The Crucifixion miniature, folio 99v, shows Christ and the two thieves raised on their crosses over a vast crowd which forms around them in a circular shape. Christ's body is twisted in pain, and painted with particular detail and skill. His chest rises heavily as he gasps for breath, while his body is rendered in delicate proportion.

The Virgin Mary, dressed in blue, and Mary Magdalene, dressed in red, kneel at the foot of his cross. According to Kren, the image achieves its immediacy through the "numerous figures in motion — writhing, gesturing, stepping, or just listening with head attentively inclined". As with the other miniatures attributed to the Master, a number of the figures look outwards, as if towards the viewer.

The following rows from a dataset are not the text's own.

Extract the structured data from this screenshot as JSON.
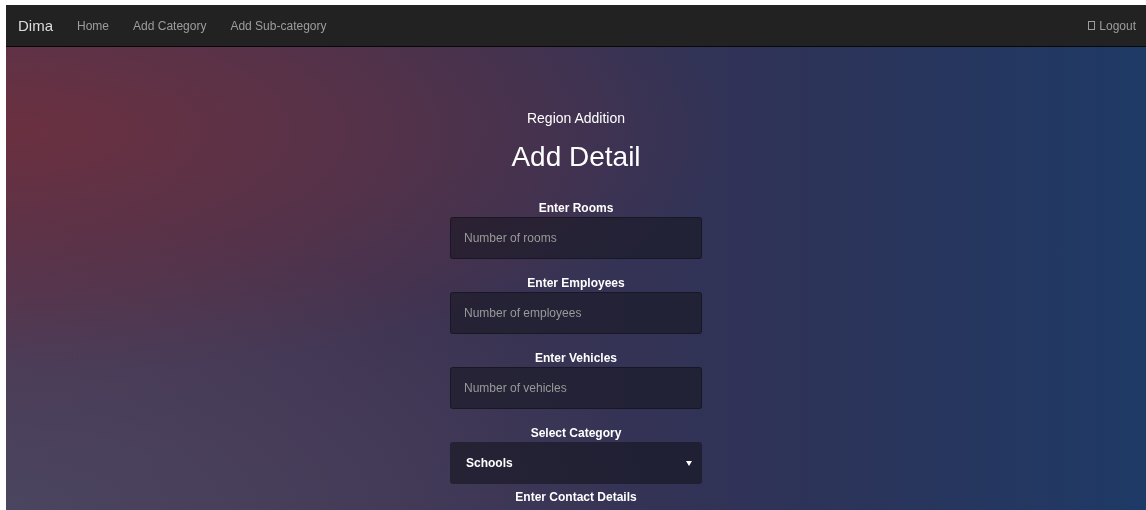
{
  "navbar": {
    "brand": "Dima",
    "links": [
      {
        "label": "Home"
      },
      {
        "label": "Add Category"
      },
      {
        "label": "Add Sub-category"
      }
    ],
    "logout": "Logout"
  },
  "form": {
    "subtitle": "Region Addition",
    "title": "Add Detail",
    "fields": [
      {
        "kind": "input",
        "label": "Enter Rooms",
        "placeholder": "Number of rooms"
      },
      {
        "kind": "input",
        "label": "Enter Employees",
        "placeholder": "Number of employees"
      },
      {
        "kind": "input",
        "label": "Enter Vehicles",
        "placeholder": "Number of vehicles"
      },
      {
        "kind": "select",
        "label": "Select Category",
        "value": "Schools"
      },
      {
        "kind": "heading",
        "label": "Enter Contact Details"
      }
    ]
  }
}
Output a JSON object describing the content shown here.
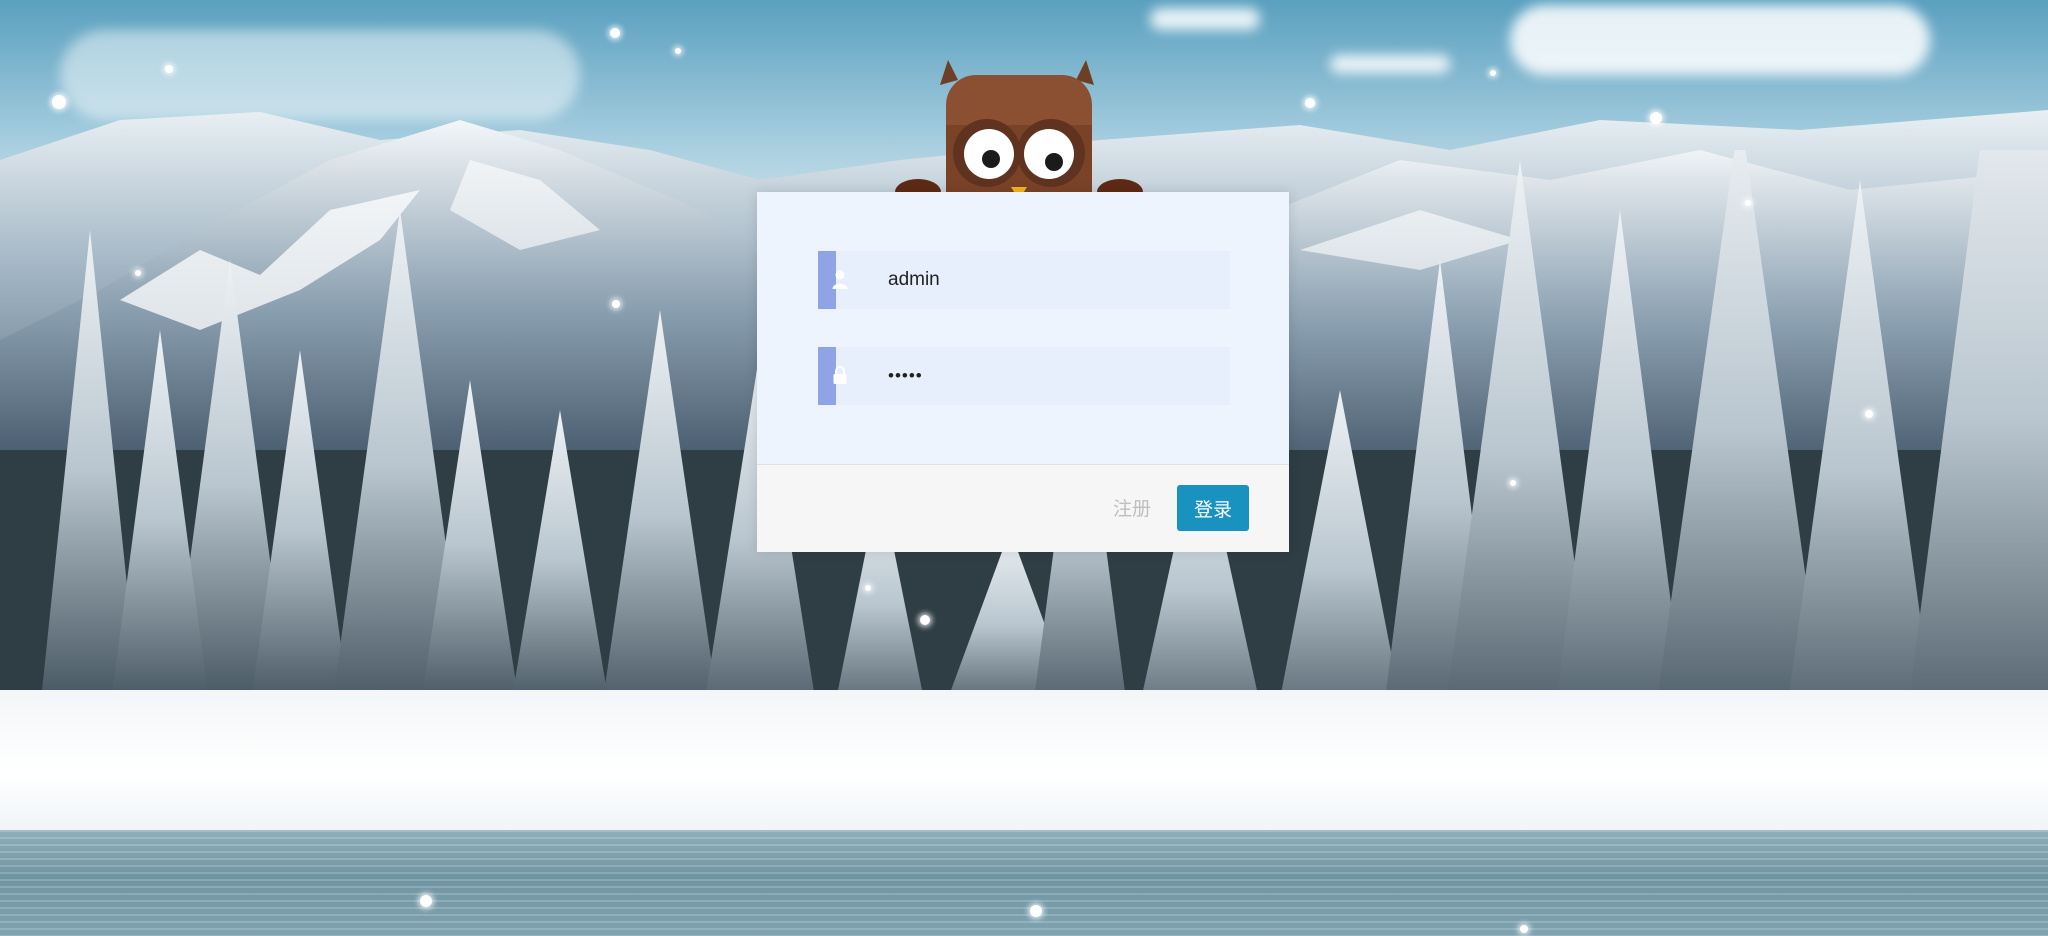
{
  "login": {
    "username_value": "admin",
    "password_value": "•••••",
    "register_label": "注册",
    "login_label": "登录"
  },
  "icons": {
    "user_field": "user-icon",
    "password_field": "lock-icon",
    "mascot": "owl-icon"
  },
  "colors": {
    "login_button": "#1a92c0",
    "field_accent": "#8fa4e4",
    "field_background": "#e7effd",
    "panel_background": "#eef4fd",
    "register_text": "#bfbfbf"
  }
}
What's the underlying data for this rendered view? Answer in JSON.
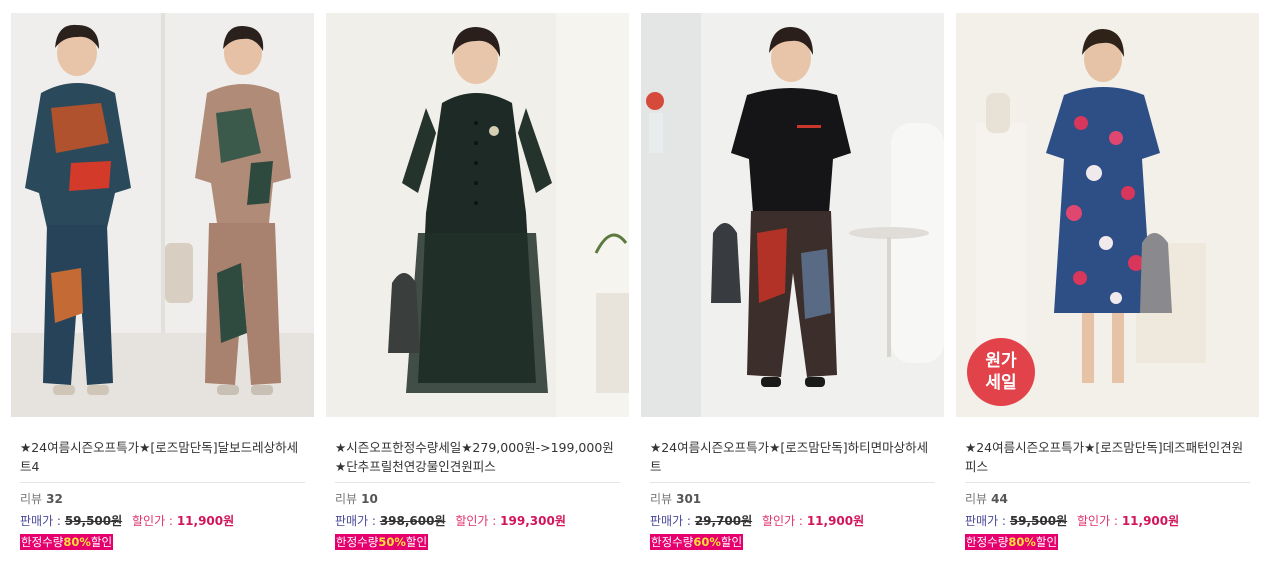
{
  "products": [
    {
      "title": "★24여름시즌오프특가★[로즈맘단독]달보드레상하세트4",
      "review_label": "리뷰",
      "review_count": "32",
      "price_label": "판매가 :",
      "original_price": "59,500원",
      "discount_label": "할인가 :",
      "discount_price": "11,900원",
      "promo_prefix": "한정수량",
      "promo_percent": "80%",
      "promo_suffix": "할인",
      "image": "two-women-print-set"
    },
    {
      "title": "★시즌오프한정수량세일★279,000원->199,000원★단추프릴천연강물인견원피스",
      "review_label": "리뷰",
      "review_count": "10",
      "price_label": "판매가 :",
      "original_price": "398,600원",
      "discount_label": "할인가 :",
      "discount_price": "199,300원",
      "promo_prefix": "한정수량",
      "promo_percent": "50%",
      "promo_suffix": "할인",
      "image": "woman-dark-green-dress"
    },
    {
      "title": "★24여름시즌오프특가★[로즈맘단독]하티면마상하세트",
      "review_label": "리뷰",
      "review_count": "301",
      "price_label": "판매가 :",
      "original_price": "29,700원",
      "discount_label": "할인가 :",
      "discount_price": "11,900원",
      "promo_prefix": "한정수량",
      "promo_percent": "60%",
      "promo_suffix": "할인",
      "image": "woman-black-top-print-pants"
    },
    {
      "title": "★24여름시즌오프특가★[로즈맘단독]데즈패턴인견원피스",
      "review_label": "리뷰",
      "review_count": "44",
      "price_label": "판매가 :",
      "original_price": "59,500원",
      "discount_label": "할인가 :",
      "discount_price": "11,900원",
      "promo_prefix": "한정수량",
      "promo_percent": "80%",
      "promo_suffix": "할인",
      "badge_line1": "원가",
      "badge_line2": "세일",
      "image": "woman-floral-dress"
    }
  ]
}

The work shows a number of similarities to a Deposition in the J. Paul Getty Museum, also thought to be by the Master's hand.

==Provenance==
Matthias, Holy Roman Emperor, acquired the book around 1580; he spent much of the period 1578–81 in the Netherlands. It disappeared after his death in 1619. It is thought to have been acquired by the Austrian National Library in Vienna c. 1721–27. The library was looted by Napoleon's troops in 1809, and the book was taken to Paris. It was returned to Vienna in 1815, following Napoleon's defeat at the Battle of Waterloo. It remains in the National Library of Austria, where it is classified as Codex Vindobonensis 1857.